Methods: Based on snowball and purposive sampling, in-depth, semi-structured interviews were conducted with family caregivers of 81 CWDs (ages 6-17) in four rural counties located in East, Southwest, and Northwest China, respectively. Brief interviews were also conducted with those children to get their perspectives. At each county, important stakeholders such as parent leaders, school teachers or principals, rehabilitation professionals, and government officials in charge of disability issues were also interviewed for their work and the social service system for the target population. Interviews were coded thematically following principles of grounded theory.

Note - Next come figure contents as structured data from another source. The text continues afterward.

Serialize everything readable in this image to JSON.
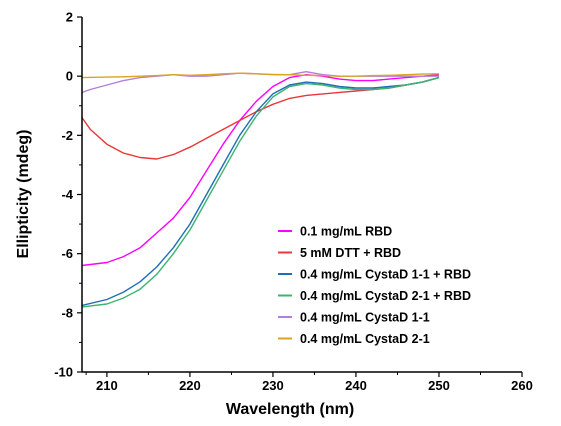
{
  "chart_data": {
    "type": "line",
    "title": "",
    "xlabel": "Wavelength (nm)",
    "ylabel": "Ellipticity (mdeg)",
    "xlim": [
      207,
      260
    ],
    "ylim": [
      -10,
      2
    ],
    "x_ticks": [
      210,
      220,
      230,
      240,
      250,
      260
    ],
    "y_ticks": [
      2,
      0,
      -2,
      -4,
      -6,
      -8,
      -10
    ],
    "legend_position": "lower-center",
    "grid": false,
    "series": [
      {
        "name": "0.1 mg/mL RBD",
        "color": "#ff00ff",
        "x": [
          207,
          210,
          212,
          214,
          216,
          218,
          220,
          222,
          224,
          226,
          228,
          230,
          232,
          234,
          236,
          238,
          240,
          242,
          244,
          246,
          248,
          250
        ],
        "y": [
          -6.4,
          -6.3,
          -6.1,
          -5.8,
          -5.3,
          -4.8,
          -4.1,
          -3.2,
          -2.3,
          -1.5,
          -0.85,
          -0.35,
          -0.05,
          0.05,
          0.0,
          -0.1,
          -0.15,
          -0.15,
          -0.1,
          -0.05,
          0.0,
          0.05
        ]
      },
      {
        "name": "5 mM DTT + RBD",
        "color": "#e8383c",
        "x": [
          207,
          208,
          210,
          212,
          214,
          216,
          218,
          220,
          222,
          224,
          226,
          228,
          230,
          232,
          234,
          236,
          238,
          240,
          242,
          244,
          246,
          248,
          250
        ],
        "y": [
          -1.4,
          -1.8,
          -2.3,
          -2.6,
          -2.75,
          -2.8,
          -2.65,
          -2.4,
          -2.1,
          -1.8,
          -1.5,
          -1.2,
          -0.95,
          -0.75,
          -0.65,
          -0.6,
          -0.55,
          -0.5,
          -0.45,
          -0.4,
          -0.3,
          -0.2,
          -0.05
        ]
      },
      {
        "name": "0.4 mg/mL CystaD 1-1 + RBD",
        "color": "#1f6fb4",
        "x": [
          207,
          210,
          212,
          214,
          216,
          218,
          220,
          222,
          224,
          226,
          228,
          230,
          232,
          234,
          236,
          238,
          240,
          242,
          244,
          246,
          248,
          250
        ],
        "y": [
          -7.75,
          -7.55,
          -7.3,
          -6.95,
          -6.45,
          -5.8,
          -5.0,
          -4.0,
          -3.0,
          -2.0,
          -1.2,
          -0.6,
          -0.3,
          -0.2,
          -0.25,
          -0.35,
          -0.4,
          -0.4,
          -0.35,
          -0.3,
          -0.2,
          -0.05
        ]
      },
      {
        "name": "0.4 mg/mL CystaD 2-1 + RBD",
        "color": "#3cb371",
        "x": [
          207,
          210,
          212,
          214,
          216,
          218,
          220,
          222,
          224,
          226,
          228,
          230,
          232,
          234,
          236,
          238,
          240,
          242,
          244,
          246,
          248,
          250
        ],
        "y": [
          -7.8,
          -7.7,
          -7.5,
          -7.2,
          -6.7,
          -6.0,
          -5.2,
          -4.2,
          -3.2,
          -2.2,
          -1.35,
          -0.7,
          -0.35,
          -0.25,
          -0.3,
          -0.4,
          -0.45,
          -0.45,
          -0.4,
          -0.3,
          -0.2,
          -0.05
        ]
      },
      {
        "name": "0.4 mg/mL CystaD 1-1",
        "color": "#b57edc",
        "x": [
          207,
          208,
          210,
          212,
          214,
          216,
          218,
          220,
          222,
          224,
          226,
          228,
          230,
          232,
          234,
          236,
          238,
          240,
          242,
          244,
          246,
          248,
          250
        ],
        "y": [
          -0.55,
          -0.45,
          -0.3,
          -0.15,
          -0.05,
          0.0,
          0.05,
          0.0,
          0.0,
          0.05,
          0.1,
          0.08,
          0.05,
          0.05,
          0.15,
          0.05,
          0.0,
          0.0,
          0.0,
          0.0,
          0.0,
          0.0,
          0.0
        ]
      },
      {
        "name": "0.4 mg/mL CystaD 2-1",
        "color": "#daa520",
        "x": [
          207,
          210,
          212,
          214,
          216,
          218,
          220,
          222,
          224,
          226,
          228,
          230,
          232,
          234,
          236,
          238,
          240,
          242,
          244,
          246,
          248,
          250
        ],
        "y": [
          -0.05,
          -0.03,
          -0.02,
          0.0,
          0.02,
          0.05,
          0.03,
          0.05,
          0.08,
          0.1,
          0.08,
          0.06,
          0.05,
          0.03,
          0.02,
          0.0,
          0.0,
          0.02,
          0.03,
          0.05,
          0.07,
          0.08
        ]
      }
    ]
  }
}
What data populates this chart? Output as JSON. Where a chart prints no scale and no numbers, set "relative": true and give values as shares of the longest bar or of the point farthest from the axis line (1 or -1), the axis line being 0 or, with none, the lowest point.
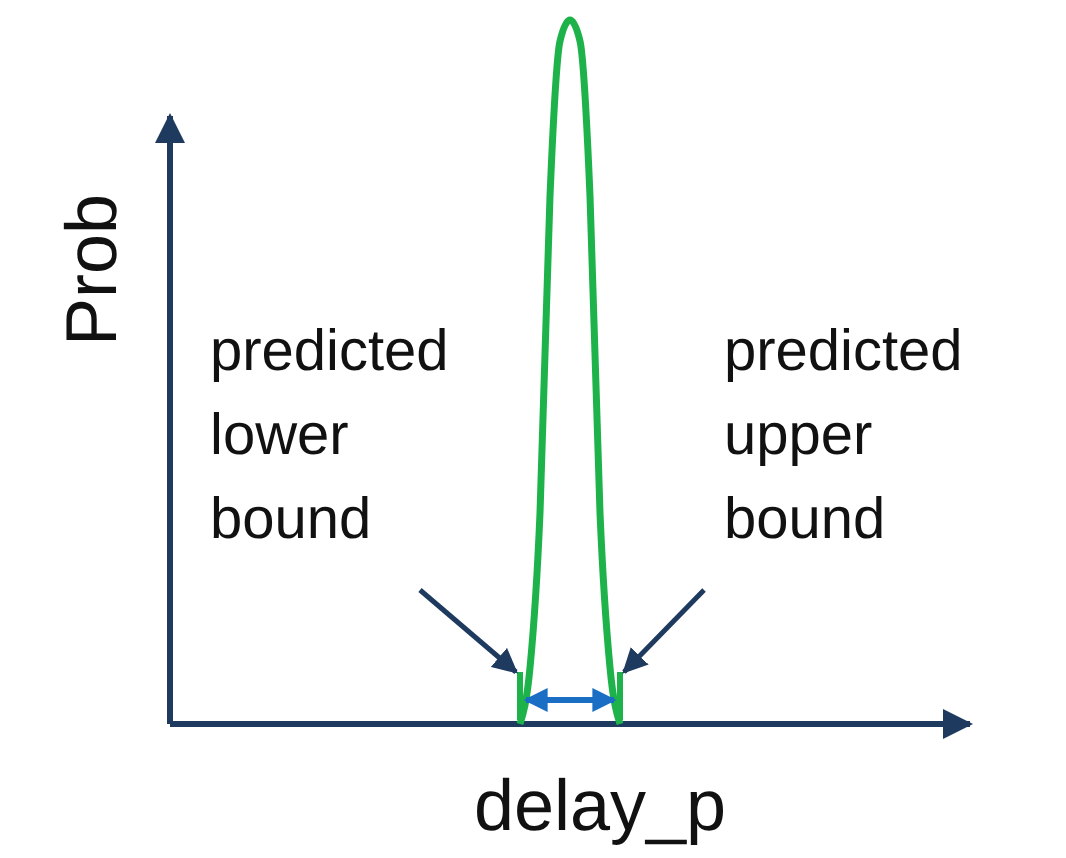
{
  "chart_data": {
    "type": "line",
    "relative": true,
    "xlabel": "delay_p",
    "ylabel": "Prob",
    "line_style": "solid",
    "categories": [
      null,
      null,
      null,
      null,
      null,
      null,
      null,
      null,
      null,
      null,
      null,
      null,
      null,
      null,
      null,
      null,
      null,
      null,
      null,
      null,
      null,
      null,
      null,
      null,
      null,
      null,
      null,
      null,
      null,
      null,
      null,
      null,
      null,
      null,
      null,
      null,
      null,
      null,
      null,
      null,
      null,
      null,
      null,
      null,
      null,
      null,
      null,
      null,
      null,
      null,
      null,
      null,
      null,
      null,
      null,
      null,
      null,
      null,
      null,
      null,
      null,
      null,
      null,
      null,
      null,
      null,
      null,
      null,
      null,
      null,
      null,
      null,
      null,
      null,
      null,
      null,
      null,
      null,
      null,
      null,
      null
    ],
    "series": [
      {
        "color": "#1db34a",
        "values": [
          null,
          null,
          null,
          null,
          null,
          null,
          null,
          null,
          null,
          null,
          null,
          null,
          null,
          null,
          null,
          null,
          null,
          null,
          null,
          null,
          null,
          null,
          null,
          null,
          null,
          null,
          null,
          null,
          null,
          null,
          null,
          null,
          null,
          null,
          null,
          0,
          0.08,
          0.3,
          0.75,
          0.97,
          1,
          0.97,
          0.75,
          0.3,
          0.08,
          0,
          null,
          null,
          null,
          null,
          null,
          null,
          null,
          null,
          null,
          null,
          null,
          null,
          null,
          null,
          null,
          null,
          null,
          null,
          null,
          null,
          null,
          null,
          null,
          null,
          null,
          null,
          null,
          null,
          null,
          null,
          null,
          null,
          null,
          null,
          null
        ]
      }
    ],
    "annotations": [
      "predicted lower bound",
      "predicted upper bound"
    ]
  }
}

Findings: Interview data shows that rural CWDs face challenges in different life stages. Their parents’ lack of healthcare access and literacy has often led to or aggravated their impairments. Because of labor outmigration, many CWDs are cared for by their grandparents who feel incapable and unsupported for such tasks, and some children have been left alone for periods of time. While the government has started subsidizing rehabilitative services for CWDs, quality services are often lacking, and older children who age out of eligibility face service cliffs. Because mainstream schools either deny admission or fail to provide accommodation, families may choose to send CWDs to special boarding schools that are far away from home. Coupled with the predominance of grandparenting, this often results in a lack of communication and collaboration between families and schools, as well as low education quality. Physical barriers and social stigma mean that CWDs and their families do not fully participate in local communities. Whether at home or at school, CWDs typically do not receive training on independent living. Because of the hollowing out of rural economy, most caregivers do not have any expectations for those children’s future other than “getting by” with family care and welfare subsidies.
Conclusion and Implications: Findings highlight how barriers around disability and socioeconomic disadvantages in rural areas intersect to pose significant challenges to rural CWDs and their families. To improve their wellbeing, a systematic approach should be taken to improve local communities’ service infrastructure, attitudes toward disability, and economy as a whole, as well as to educate and empower families in supporting their children.